Membrane Potential or Resting Potential
Every excitable cell in the body has an electrochemical equilibrium on either side of its plasma membrane, given by various ions such as sodium, potassium, chloride, and magnesium, found in various concentrations inside (intracellular) and outside (extracellular). This concentration difference is given by different circumstances: 1. the total amount they are in, and 2. the electrical difference that exists. Of all the ions we saw, we are only interested in two: sodium and potassium.

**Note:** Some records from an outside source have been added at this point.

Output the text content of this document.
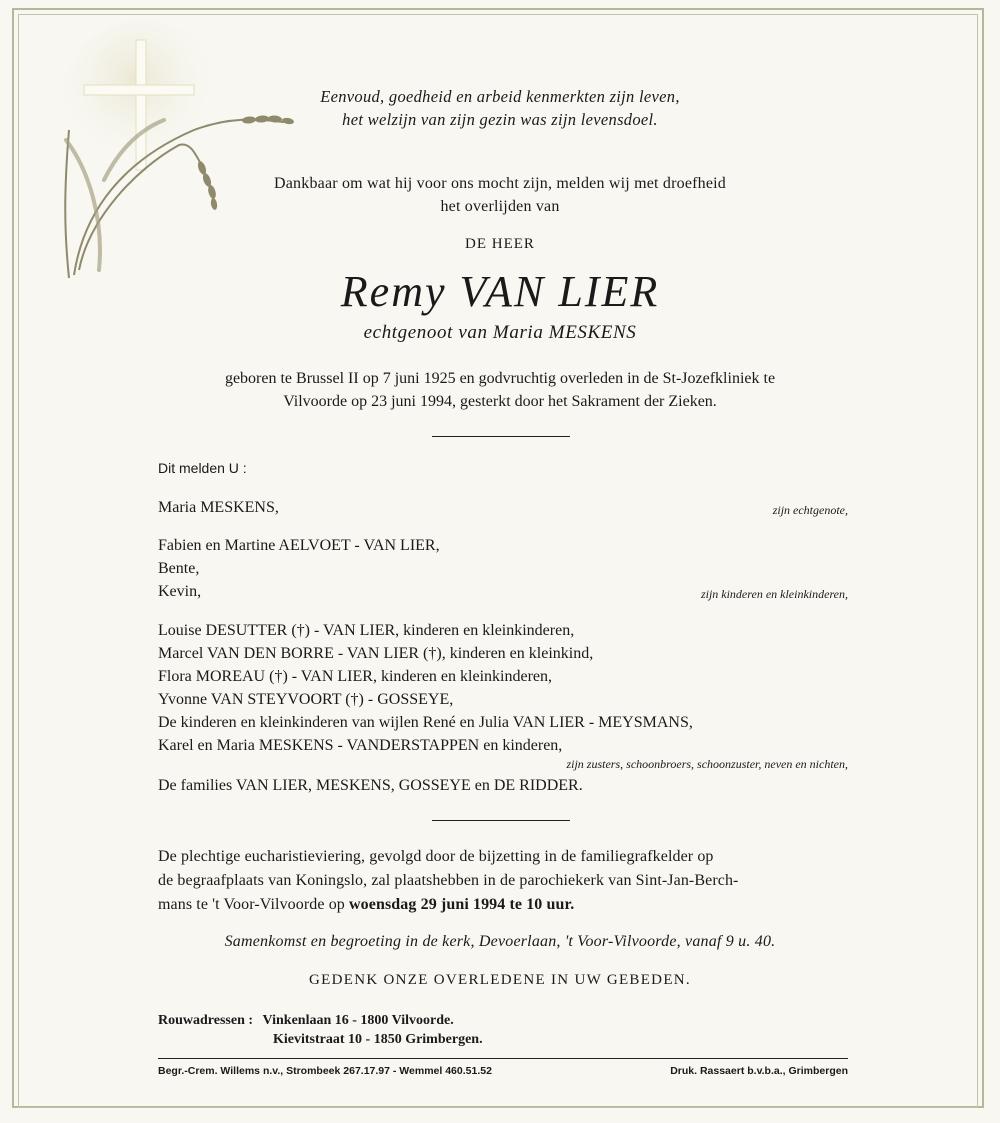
Eenvoud, goedheid en arbeid kenmerkten zijn leven,

het welzijn van zijn gezin was zijn levensdoel.

Dankbaar om wat hij voor ons mocht zijn, melden wij met droefheid

het overlijden van

DE HEER

Remy VAN LIER

echtgenoot van Maria MESKENS

geboren te Brussel II op 7 juni 1925 en godvruchtig overleden in de St-Jozefkliniek te

Vilvoorde op 23 juni 1994, gesterkt door het Sakrament der Zieken.

Dit melden U :

Maria MESKENS,	zijn echtgenote,
Fabien en Martine AELVOET - VAN LIER,
Bente,
Kevin,	zijn kinderen en kleinkinderen,
Louise DESUTTER (†) - VAN LIER, kinderen en kleinkinderen,
Marcel VAN DEN BORRE - VAN LIER (†), kinderen en kleinkind,
Flora MOREAU (†) - VAN LIER, kinderen en kleinkinderen,
Yvonne VAN STEYVOORT (†) - GOSSEYE,
De kinderen en kleinkinderen van wijlen René en Julia VAN LIER - MEYSMANS,
Karel en Maria MESKENS - VANDERSTAPPEN en kinderen,
zijn zusters, schoonbroers, schoonzuster, neven en nichten,
De families VAN LIER, MESKENS, GOSSEYE en DE RIDDER.

De plechtige eucharistieviering, gevolgd door de bijzetting in de familiegrafkelder op

de begraafplaats van Koningslo, zal plaatshebben in de parochiekerk van Sint-Jan-Berch-

mans te 't Voor-Vilvoorde op woensdag 29 juni 1994 te 10 uur.

Samenkomst en begroeting in de kerk, Devoerlaan, 't Voor-Vilvoorde, vanaf 9 u. 40.

GEDENK ONZE OVERLEDENE IN UW GEBEDEN.

Rouwadressen : Vinkenlaan 16 - 1800 Vilvoorde.

Kievitstraat 10 - 1850 Grimbergen.

Begr.-Crem. Willems n.v., Strombeek 267.17.97 - Wemmel 460.51.52	Druk. Rassaert b.v.b.a., Grimbergen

Sodium is found in greater numbers outside of the cell; that is to say, sodium (Na) is extracellular, and the only way it can enter the cell is through a mechanism called the sodium pump. Potassium (K) is found in greater numbers within the cell and may come and go freely. This results in the outside of the cell being positive with respect to the inside. If we placed two electrodes at the extracellular or intracellular level, we would obtain a value of zero. But if we put one inside and one outside, the inside will give us a value of about minus 90 (-90 millivolts).